Je me réveille alors que le soleil n'est pas tout à fait levé. La nuit avait pourtant bien commencée. Après avoir jouée les indiscrètes, je me suis couchée alors que je sentais mon corps faiblir. Mes parents venaient de partir en laissant des consignes aux garçons. Je les ai trouvé particulièrement exigeants envers le groupe d'amis. Je ne suis qu'une simple voisine dont ils ont fait la connaissance il y a quelques semaines. Ils n'ont aucune obligation envers moi. Je me suis remémorée la scène du van. Cet instant où ils ont promis à l'unisson de me protéger comme une membre de leur famille m'a vraiment touché. Je n'ai jamais compris la recette de l'amitié. Elle se tisse parfois de manière étrange, évolue tout aussi bizarrement et parfois se brise sans que l'on en comprenne les raisons. Cette image particulièrement réconfortante m'a permis de m'endormir sereinement. J'ai également repenser à l'histoire qu'ont raconté mes parents à mes voisins. Ce petit garçon avec qui je m'entendais bien, que je voulais protéger. Comment ai-je pu l'oublier ? En réalité, ce n'est pas le cas. Même si je ne me souviens plus de son nom ou de ses traits, je me rappelle parfaitement de ce que je ressentais pour lui. Il était plutôt grand et toujours souriant. Il était tellement gentil que les autres enfants profitaient souvent de lui. Un jour où je l'ai vu donner son goûter à une petite fille soit-disant affamée, je me suis ruée entre les deux protagonistes. Comme dans une bande-dessinée, où le héro s'interpose pour protéger la demoiselle en détresse. J'ai repris le goûter de mon ami des mains de la chipie en hurlant qu'il n'y avait qu'à moi qu'il pouvait offrir son repas. J'ai crié suffisament fort pour que tout le monde l'entende. Puis, j'ai précisé :
- Et c'est pareil pour tout le reste. Il n'y a que pour moi qui peut faire des créations, qu'il peut raccompagner, nourrir ou prêter son stylo. Donc vous avez intérêt à le laisser tranquille où je vous jeterais le pire sort qu'il soit. Et arrêtez de dire qu'il est bête. C'est vous les idiots. J'ai vu son avenir et il deviendra connu partout dans le monde. Il sera mannequin ou acteur.

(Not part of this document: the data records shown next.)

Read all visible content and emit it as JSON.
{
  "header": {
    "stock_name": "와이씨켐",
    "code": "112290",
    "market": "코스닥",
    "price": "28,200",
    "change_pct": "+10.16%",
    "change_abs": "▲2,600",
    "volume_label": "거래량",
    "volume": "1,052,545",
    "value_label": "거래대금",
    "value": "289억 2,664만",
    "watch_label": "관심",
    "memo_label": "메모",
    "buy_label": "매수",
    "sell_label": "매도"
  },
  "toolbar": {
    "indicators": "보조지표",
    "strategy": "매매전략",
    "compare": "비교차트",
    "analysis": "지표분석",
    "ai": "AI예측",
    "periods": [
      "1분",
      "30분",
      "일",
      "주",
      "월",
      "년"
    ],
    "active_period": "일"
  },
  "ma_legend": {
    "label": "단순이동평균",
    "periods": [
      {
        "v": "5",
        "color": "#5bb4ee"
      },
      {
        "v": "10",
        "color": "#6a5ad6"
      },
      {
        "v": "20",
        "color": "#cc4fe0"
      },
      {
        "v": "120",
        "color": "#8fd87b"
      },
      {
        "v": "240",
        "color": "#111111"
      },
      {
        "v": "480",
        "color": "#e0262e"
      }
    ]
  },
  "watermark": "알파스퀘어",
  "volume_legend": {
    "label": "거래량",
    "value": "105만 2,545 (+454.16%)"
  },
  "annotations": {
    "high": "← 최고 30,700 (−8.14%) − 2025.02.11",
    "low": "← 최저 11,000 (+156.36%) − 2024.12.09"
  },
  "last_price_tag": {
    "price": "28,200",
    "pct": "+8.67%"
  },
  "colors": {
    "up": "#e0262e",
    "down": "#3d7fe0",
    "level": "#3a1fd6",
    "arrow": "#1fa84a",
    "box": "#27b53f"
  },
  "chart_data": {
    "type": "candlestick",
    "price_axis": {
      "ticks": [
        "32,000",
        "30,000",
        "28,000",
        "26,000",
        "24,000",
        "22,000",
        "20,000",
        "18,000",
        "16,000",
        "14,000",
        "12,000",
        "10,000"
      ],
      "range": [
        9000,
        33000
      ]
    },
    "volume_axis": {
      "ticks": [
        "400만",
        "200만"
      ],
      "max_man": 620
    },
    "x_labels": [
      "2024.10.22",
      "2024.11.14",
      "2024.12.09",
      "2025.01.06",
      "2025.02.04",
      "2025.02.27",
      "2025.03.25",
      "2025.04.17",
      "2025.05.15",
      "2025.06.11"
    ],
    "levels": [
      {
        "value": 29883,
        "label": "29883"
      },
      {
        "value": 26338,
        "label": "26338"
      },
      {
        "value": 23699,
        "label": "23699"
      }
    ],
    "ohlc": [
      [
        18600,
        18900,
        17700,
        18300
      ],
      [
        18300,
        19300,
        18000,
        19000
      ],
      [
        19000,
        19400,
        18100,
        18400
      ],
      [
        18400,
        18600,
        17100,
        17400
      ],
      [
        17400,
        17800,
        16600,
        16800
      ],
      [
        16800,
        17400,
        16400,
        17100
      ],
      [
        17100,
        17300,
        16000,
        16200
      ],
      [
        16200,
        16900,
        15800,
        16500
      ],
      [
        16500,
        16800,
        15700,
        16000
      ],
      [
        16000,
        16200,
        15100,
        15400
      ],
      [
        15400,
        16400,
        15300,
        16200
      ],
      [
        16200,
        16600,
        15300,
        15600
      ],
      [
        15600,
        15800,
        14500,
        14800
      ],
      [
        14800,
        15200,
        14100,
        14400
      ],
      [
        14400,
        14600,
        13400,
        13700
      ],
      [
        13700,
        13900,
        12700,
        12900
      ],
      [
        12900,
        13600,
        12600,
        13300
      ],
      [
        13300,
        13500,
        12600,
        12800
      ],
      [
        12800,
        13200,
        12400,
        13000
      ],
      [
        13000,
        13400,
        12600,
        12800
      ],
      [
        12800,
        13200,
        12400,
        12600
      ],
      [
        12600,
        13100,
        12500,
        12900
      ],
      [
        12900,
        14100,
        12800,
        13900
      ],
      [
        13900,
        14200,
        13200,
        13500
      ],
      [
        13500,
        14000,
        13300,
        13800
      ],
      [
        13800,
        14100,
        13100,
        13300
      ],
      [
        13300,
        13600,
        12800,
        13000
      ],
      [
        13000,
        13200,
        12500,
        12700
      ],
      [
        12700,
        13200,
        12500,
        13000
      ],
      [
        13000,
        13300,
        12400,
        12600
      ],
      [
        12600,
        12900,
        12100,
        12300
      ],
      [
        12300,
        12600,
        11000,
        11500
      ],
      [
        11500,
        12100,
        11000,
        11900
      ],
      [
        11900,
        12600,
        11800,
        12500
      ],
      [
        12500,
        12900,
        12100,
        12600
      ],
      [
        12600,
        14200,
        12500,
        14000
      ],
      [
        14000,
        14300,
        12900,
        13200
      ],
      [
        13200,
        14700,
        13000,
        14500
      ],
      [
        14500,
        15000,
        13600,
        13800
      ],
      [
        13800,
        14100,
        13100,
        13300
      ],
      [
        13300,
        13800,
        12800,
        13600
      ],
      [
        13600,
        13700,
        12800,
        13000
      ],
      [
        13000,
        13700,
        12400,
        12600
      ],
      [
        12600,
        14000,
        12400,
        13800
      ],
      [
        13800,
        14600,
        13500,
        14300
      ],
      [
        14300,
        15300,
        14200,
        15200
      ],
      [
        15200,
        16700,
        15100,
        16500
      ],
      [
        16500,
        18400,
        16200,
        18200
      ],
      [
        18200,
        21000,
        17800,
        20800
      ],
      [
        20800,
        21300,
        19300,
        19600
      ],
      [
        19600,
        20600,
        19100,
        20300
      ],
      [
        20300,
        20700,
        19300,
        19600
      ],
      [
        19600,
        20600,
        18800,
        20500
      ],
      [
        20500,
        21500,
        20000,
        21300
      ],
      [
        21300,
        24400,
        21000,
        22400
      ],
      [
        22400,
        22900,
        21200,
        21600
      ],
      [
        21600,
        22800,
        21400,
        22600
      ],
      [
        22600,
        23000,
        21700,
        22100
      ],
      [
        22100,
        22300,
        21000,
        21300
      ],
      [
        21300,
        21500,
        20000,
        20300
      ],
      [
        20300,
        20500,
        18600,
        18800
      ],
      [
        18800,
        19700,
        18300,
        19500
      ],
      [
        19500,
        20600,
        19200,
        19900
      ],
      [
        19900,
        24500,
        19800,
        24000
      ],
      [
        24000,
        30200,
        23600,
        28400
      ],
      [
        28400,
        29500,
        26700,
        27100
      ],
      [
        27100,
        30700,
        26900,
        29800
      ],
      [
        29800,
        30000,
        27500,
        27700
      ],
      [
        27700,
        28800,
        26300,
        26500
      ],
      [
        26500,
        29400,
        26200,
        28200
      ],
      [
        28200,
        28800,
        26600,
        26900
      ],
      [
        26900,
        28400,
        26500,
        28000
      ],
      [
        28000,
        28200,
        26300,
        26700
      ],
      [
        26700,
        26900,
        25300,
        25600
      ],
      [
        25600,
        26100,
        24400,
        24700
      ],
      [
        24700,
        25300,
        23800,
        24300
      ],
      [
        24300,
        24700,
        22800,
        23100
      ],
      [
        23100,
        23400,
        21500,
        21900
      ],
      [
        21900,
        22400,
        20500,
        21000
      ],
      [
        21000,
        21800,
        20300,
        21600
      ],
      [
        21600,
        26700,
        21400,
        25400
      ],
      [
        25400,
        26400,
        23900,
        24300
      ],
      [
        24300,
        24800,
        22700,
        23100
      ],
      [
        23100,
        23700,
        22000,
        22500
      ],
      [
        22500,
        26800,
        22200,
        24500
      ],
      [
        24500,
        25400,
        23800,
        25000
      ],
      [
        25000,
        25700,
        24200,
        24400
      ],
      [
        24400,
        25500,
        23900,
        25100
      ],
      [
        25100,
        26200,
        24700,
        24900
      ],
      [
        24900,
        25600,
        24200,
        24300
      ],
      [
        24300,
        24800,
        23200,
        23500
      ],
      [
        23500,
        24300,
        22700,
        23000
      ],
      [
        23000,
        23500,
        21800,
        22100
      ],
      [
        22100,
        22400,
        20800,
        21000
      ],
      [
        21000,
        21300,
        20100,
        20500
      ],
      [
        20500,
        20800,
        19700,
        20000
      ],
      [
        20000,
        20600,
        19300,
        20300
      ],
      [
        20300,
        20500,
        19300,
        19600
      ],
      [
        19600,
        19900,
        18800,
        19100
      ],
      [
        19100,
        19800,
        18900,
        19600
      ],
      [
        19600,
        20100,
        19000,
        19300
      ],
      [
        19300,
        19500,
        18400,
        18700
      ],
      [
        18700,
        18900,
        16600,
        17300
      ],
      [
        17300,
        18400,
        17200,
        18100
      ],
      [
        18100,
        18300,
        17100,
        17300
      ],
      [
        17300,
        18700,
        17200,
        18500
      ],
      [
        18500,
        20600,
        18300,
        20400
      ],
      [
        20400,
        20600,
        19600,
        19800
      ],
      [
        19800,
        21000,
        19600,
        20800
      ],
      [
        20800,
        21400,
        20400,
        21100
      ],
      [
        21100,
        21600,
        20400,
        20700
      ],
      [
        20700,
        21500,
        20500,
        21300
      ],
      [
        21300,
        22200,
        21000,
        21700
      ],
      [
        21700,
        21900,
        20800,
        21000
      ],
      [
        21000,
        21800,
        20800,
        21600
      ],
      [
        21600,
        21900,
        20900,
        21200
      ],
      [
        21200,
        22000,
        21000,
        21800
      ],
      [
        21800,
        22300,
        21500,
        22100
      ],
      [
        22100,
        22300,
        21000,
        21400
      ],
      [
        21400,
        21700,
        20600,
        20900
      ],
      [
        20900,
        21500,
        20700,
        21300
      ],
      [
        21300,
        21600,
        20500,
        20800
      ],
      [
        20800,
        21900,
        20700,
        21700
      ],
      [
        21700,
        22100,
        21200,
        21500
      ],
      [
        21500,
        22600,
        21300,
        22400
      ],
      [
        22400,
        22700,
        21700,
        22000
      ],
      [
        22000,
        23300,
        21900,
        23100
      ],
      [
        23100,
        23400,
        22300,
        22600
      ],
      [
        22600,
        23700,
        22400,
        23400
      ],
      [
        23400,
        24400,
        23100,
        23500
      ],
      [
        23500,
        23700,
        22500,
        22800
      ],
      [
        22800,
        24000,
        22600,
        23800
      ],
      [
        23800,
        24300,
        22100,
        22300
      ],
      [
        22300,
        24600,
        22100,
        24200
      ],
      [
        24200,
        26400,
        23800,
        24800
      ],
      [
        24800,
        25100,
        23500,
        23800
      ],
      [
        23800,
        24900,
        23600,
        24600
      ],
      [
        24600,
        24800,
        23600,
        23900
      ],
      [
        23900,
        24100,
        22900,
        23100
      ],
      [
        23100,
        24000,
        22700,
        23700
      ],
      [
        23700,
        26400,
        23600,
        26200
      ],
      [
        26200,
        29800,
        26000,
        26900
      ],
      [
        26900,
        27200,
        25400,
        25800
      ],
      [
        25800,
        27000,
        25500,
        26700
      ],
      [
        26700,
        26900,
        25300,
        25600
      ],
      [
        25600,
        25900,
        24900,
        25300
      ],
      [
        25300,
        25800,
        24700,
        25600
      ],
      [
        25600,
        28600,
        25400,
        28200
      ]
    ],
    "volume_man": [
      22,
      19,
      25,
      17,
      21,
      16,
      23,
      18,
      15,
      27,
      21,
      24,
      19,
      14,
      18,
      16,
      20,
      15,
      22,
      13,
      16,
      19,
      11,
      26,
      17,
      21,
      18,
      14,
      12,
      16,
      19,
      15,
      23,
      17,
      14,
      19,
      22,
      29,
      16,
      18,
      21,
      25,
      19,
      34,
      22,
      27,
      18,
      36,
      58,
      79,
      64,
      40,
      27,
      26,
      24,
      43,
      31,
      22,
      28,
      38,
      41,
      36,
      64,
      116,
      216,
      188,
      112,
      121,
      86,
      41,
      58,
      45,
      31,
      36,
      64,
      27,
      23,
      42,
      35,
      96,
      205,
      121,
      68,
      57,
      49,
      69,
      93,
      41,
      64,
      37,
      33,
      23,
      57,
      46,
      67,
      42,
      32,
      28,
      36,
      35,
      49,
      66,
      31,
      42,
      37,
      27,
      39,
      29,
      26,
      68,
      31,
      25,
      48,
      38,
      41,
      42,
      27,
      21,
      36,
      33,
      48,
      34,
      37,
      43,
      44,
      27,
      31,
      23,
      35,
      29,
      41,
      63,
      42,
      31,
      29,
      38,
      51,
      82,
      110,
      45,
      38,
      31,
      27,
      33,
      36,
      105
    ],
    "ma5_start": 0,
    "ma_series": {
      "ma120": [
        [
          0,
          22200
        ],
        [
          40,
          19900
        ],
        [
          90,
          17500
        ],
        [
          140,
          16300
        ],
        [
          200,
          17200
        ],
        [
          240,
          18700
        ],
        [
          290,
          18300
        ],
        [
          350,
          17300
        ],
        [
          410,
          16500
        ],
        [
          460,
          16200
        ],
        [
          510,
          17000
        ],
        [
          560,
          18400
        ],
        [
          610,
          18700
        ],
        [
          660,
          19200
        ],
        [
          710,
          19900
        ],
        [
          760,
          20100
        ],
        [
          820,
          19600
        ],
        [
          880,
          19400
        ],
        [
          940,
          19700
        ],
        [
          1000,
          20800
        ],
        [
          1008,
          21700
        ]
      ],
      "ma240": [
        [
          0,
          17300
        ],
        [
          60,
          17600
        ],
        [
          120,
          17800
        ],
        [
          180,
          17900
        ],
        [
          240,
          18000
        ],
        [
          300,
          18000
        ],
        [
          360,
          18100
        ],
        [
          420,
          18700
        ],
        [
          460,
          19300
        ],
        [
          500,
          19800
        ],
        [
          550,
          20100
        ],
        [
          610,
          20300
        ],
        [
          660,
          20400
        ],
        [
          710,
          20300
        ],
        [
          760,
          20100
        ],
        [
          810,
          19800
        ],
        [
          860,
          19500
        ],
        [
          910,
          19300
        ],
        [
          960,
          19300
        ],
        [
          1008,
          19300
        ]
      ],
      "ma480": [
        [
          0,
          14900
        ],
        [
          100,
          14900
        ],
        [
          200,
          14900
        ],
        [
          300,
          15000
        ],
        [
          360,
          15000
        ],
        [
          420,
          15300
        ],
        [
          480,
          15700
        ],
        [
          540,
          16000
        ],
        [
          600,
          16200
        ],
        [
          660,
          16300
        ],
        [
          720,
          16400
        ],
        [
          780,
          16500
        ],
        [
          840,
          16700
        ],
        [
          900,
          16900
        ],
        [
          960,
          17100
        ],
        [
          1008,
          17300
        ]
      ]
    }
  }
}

Mes joues étaient rouges de colère. Tout les enfants de la cour se sont éloignés, sans insister. J'ai pris la main du garçon et l'ai emmener sur un banc au fond de l'école. Aprés un court silence, je lui ai rendu sa boîte-repas en pestant contre les profiteurs. Il m'a regardé avec un sourire timide puis a ouvert la boîte pour prendre un morceau de ce que sa mère lui avait préparé. Le jeune garçon m'a tendu ce qu'il avait dans la main avec une lueur particulière dans les yeux. J'ai mangé ce qu'il m'a offert avant de partager mon repas. Il s'est mis à rire joyeusement avant de reprendre son sérieux.
- Tu sais, je suis le plus âgé. C'est à moi de te protéger. Mais je comprends que tu puisses me trouver beau.
- Je suis assez forte pour me protéger toute seule. Et tu es peut-être beau mais tu es aussi sot. Tu leur donne tout ce qu'ils demandent.
- Ce sont mes admiratrices. C'est normal que je leur fasse plaisir.
- Et tu vas les laisser te dévorer ? Si on a le droit de te manger, je veux être la première.
- D'accord. Tu passeras toujours en premier. Dis, pourquoi tu portes toujours une robe rose ?
- C'est la couleur des fées.
- Donc tu veux dire que tu es une fée ? Génial ! J'en veux une rien que pour moi.
- Si tu me laisses te manger en premier, je serais ta fée personnelle.
- D'accord. Ma fée.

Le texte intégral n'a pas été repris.